Image Classifier

Monday. April 13, 2020 - 8 mins

Motivation

When I flew back to Taiwan in April 2020, I had to finish my mandatory 14-day quarantine after I landed. At that time, I was in my second year in UBC and just ended my 4 month coop at CarboNet. Only have been briefly introduced to machine learning, I knew the concept of it but never really had any experience with it at that time. I thought it would be useful to learn to code some machine learning models.

Language and Tools

Python
Keras
TensorFlow
AWS SageMaker (for training and deployment)

Implementation

For this image classifier, I am using the CIFAR-10 dataset. This is a dataset that consists of 10 classes of 6000 colour images. The classes are as listed below.

classes = ['airplane', 'automobile', 'bird', 'cat', 'dog', 'deer', 'frog', 'horse', 'ship', 'truck']

After loading the training and testing dataset from keras.datasets.cifar10, we can start building our model using tensorflow.keras. After trying out some activation functions, I found that ReLu works the best (from what I read ReLu works for many other cases too). I applied ReLu in the Conv2D and the first dense layer, with a dropout layer that discards 30% of the neurons to improve the model’s reliability. Finally, we need to get a probability distribution of the final prediction out of 10 possible classes. Therefore, we apply the softmax activation function to achieve that. The model details are as shown below.

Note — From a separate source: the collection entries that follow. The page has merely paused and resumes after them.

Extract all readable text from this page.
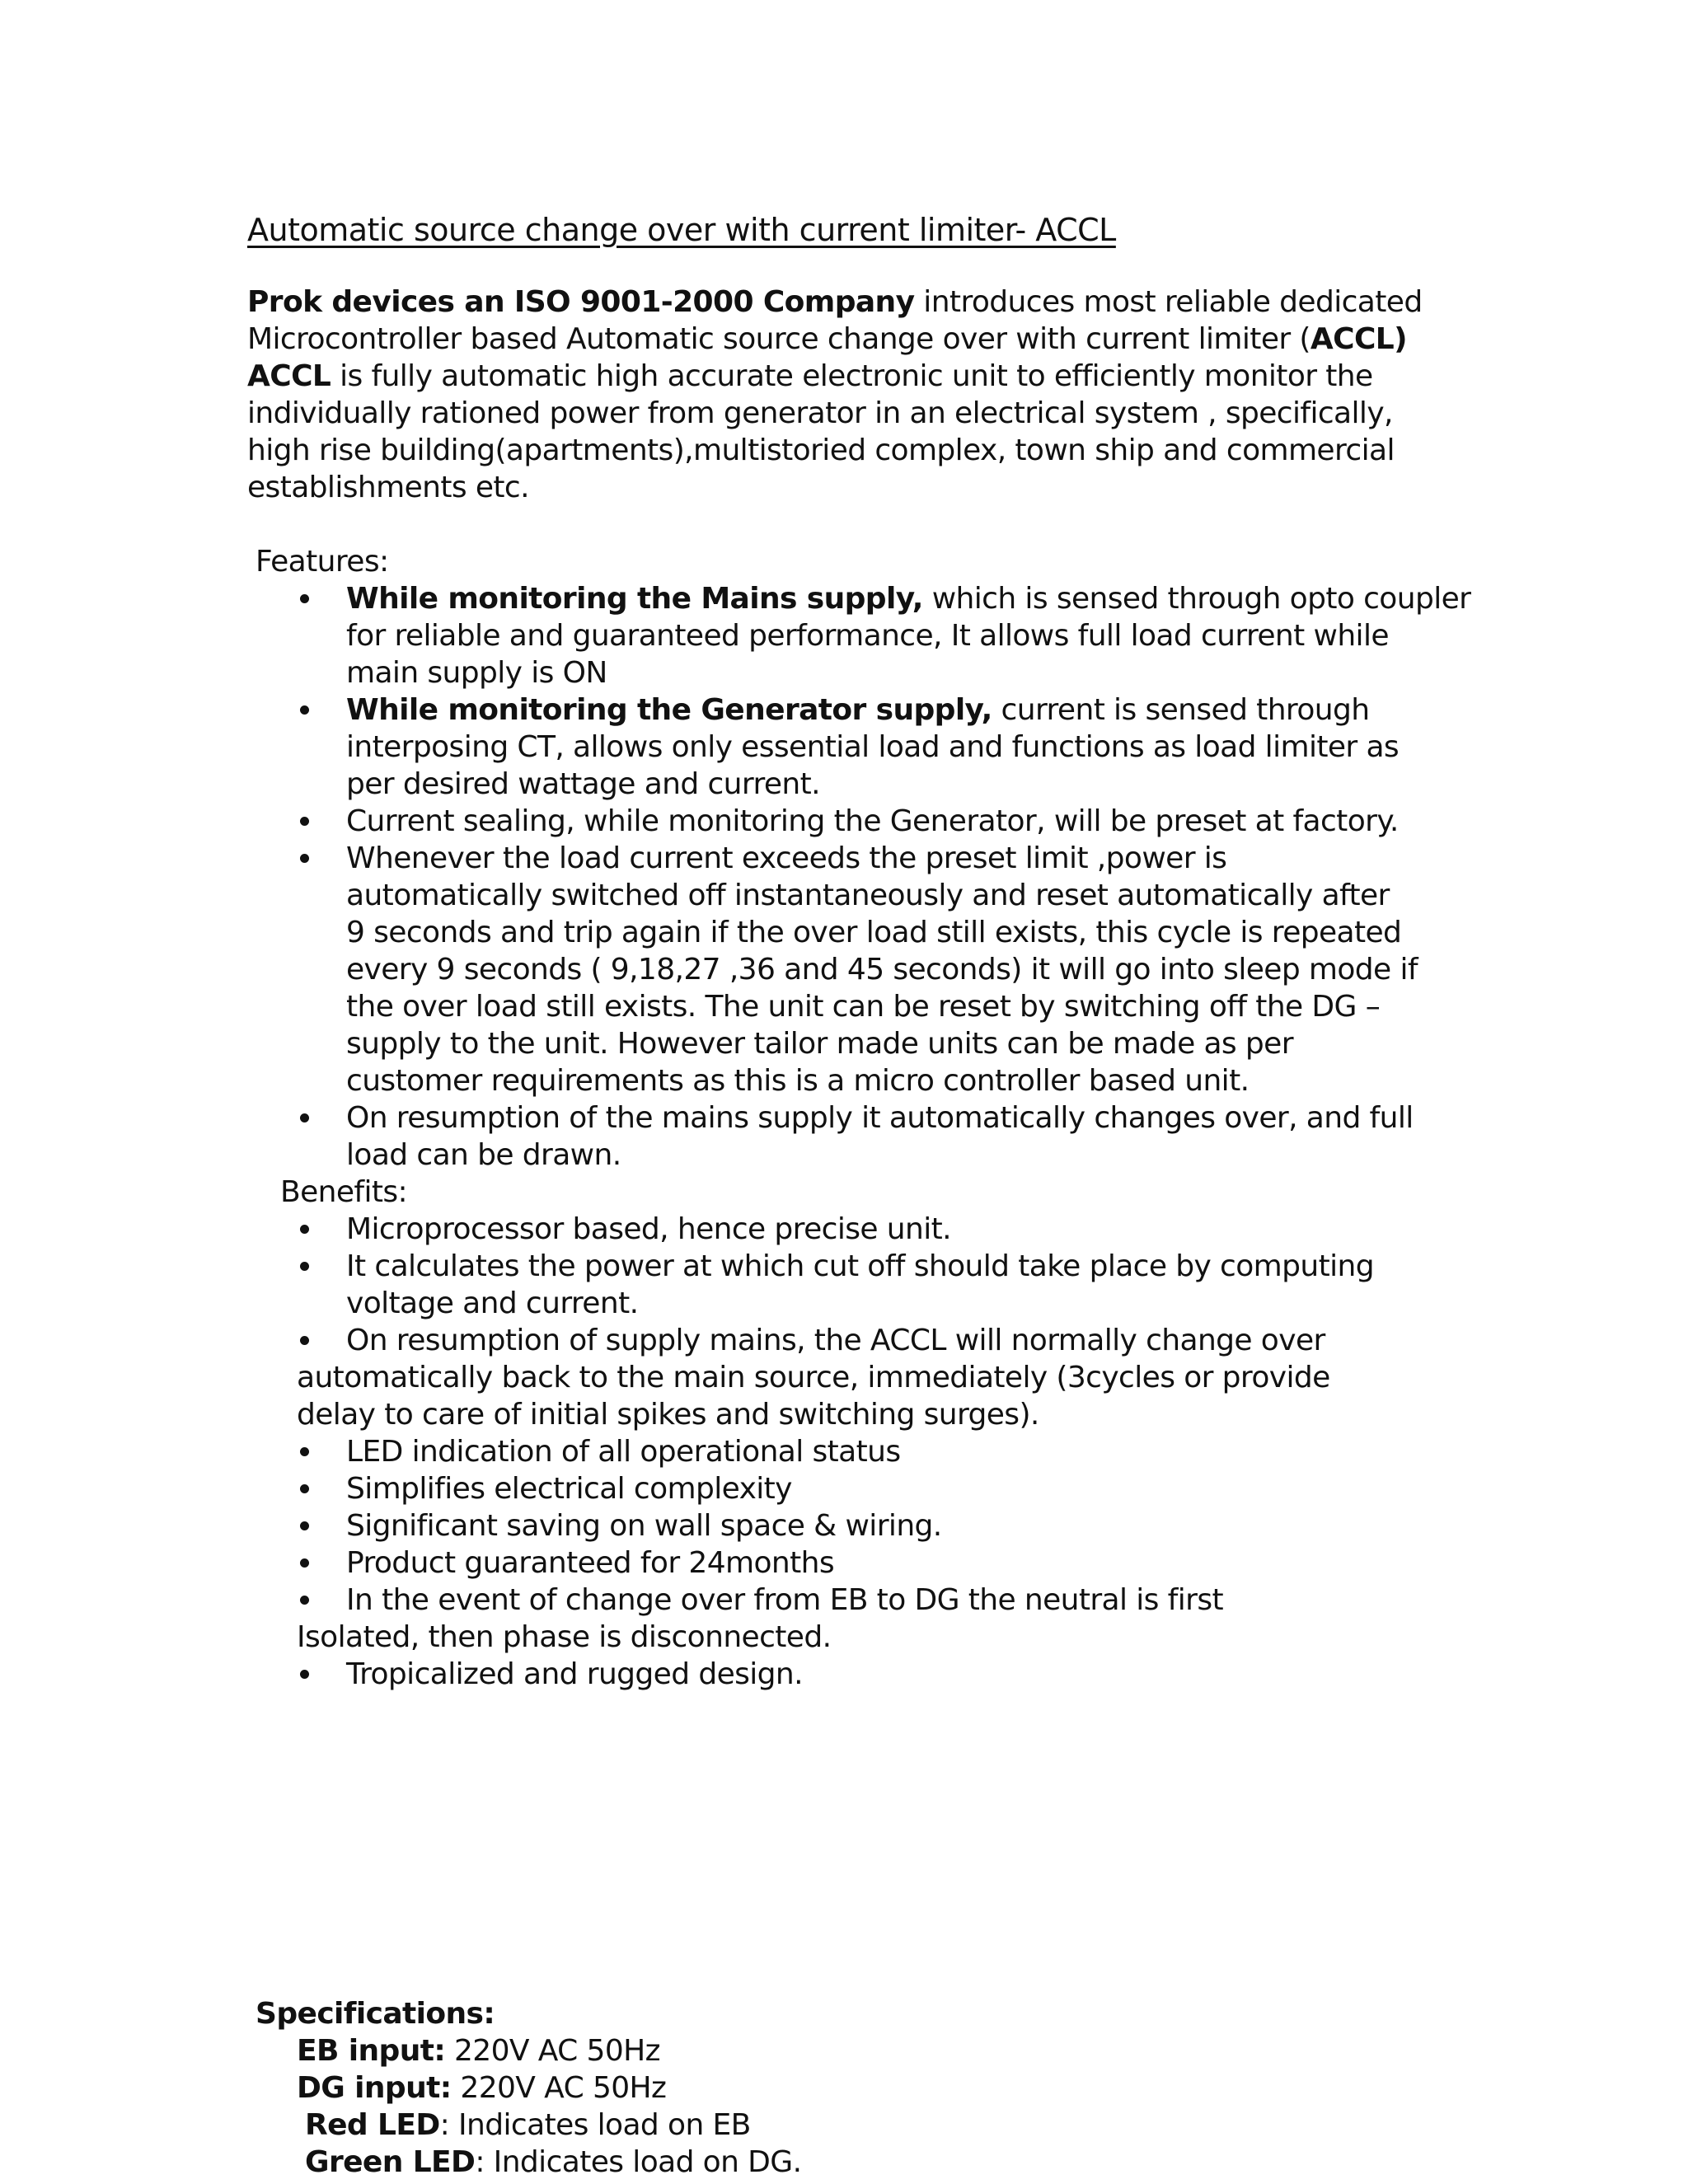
Automatic source change over with current limiter- ACCL
Prok devices an ISO 9001-2000 Company introduces most reliable dedicated
Microcontroller based Automatic source change over with current limiter (ACCL)
ACCL is fully automatic high accurate electronic unit to efficiently monitor the
individually rationed power from generator in an electrical system , specifically,
high rise building(apartments),multistoried complex, town ship and commercial
establishments etc.
Features:
While monitoring the Mains supply, which is sensed through opto coupler
for reliable and guaranteed performance, It allows full load current while
main supply is ON
While monitoring the Generator supply, current is sensed through
interposing CT, allows only essential load and functions as load limiter as
per desired wattage and current.
Current sealing, while monitoring the Generator, will be preset at factory.
Whenever the load current exceeds the preset limit ,power is
automatically switched off instantaneously and reset automatically after
9 seconds and trip again if the over load still exists, this cycle is repeated
every 9 seconds ( 9,18,27 ,36 and 45 seconds) it will go into sleep mode if
the over load still exists. The unit can be reset by switching off the DG –
supply to the unit. However tailor made units can be made as per
customer requirements as this is a micro controller based unit.
On resumption of the mains supply it automatically changes over, and full
load can be drawn.
Benefits:
Microprocessor based, hence precise unit.
It calculates the power at which cut off should take place by computing
voltage and current.
On resumption of supply mains, the ACCL will normally change over
automatically back to the main source, immediately (3cycles or provide
delay to care of initial spikes and switching surges).
LED indication of all operational status
Simplifies electrical complexity
Significant saving on wall space & wiring.
Product guaranteed for 24months
In the event of change over from EB to DG the neutral is first
Isolated, then phase is disconnected.
Tropicalized and rugged design.
Specifications:
EB input: 220V AC 50Hz
DG input: 220V AC 50Hz
Red LED: Indicates load on EB
Green LED: Indicates load on DG.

Layer (type)	Output Shape	Param #
conv2d (Conv2D)	(None, 32, 32, 32)	896
max_pooling2d (MaxPooling2D)	(None, 16, 16, 32)	0
flatten (Flatten)	(None, 8192)	0
dense (Dense)	(None, 512)	4194816
dropout (Dropout)	(None, 512)	0
dense_1 (Dense)	(None, 10)	5130

Model Layers

Model Specs	#
Total params	4,200,842
Trainable params	4,200,842
Non-trainable params	0

Model Specs

Architecture

CNN Architecture for this image classifier

Training

We train the model for 30 epochs and with 32 batch size. The accuracy of the model was 88.48%.

Last few epochs of the training phase (not the best one)

Model Accuracy

Model Loss

Validation

To validate the trained model on a unseen dataset, I wrote a simple script to calculate the number of images that the model correctly predicted.

num_correct = 0
for i, img in enumerate(test_images):
    test_image_data = np.asarray([img])
    prediction = model.predict(x=test_image_data)
    max_prediction = np.argmax(prediction[0])
    if test_labels[i][max_prediction] == 1:
        num_correct += 1
    else: 
        plt.imshow(test_images[i], interpolation='nearest')
        plt.show()
        print(labels_array[max_prediction])

The model was able to successfully predict 69.39% of 10000 test images. Most of the mispredictions were between 'airplane'/'bird' or 'horse'/'dog'. Might need to tweak the model parameters a bit more in the future to get a better result!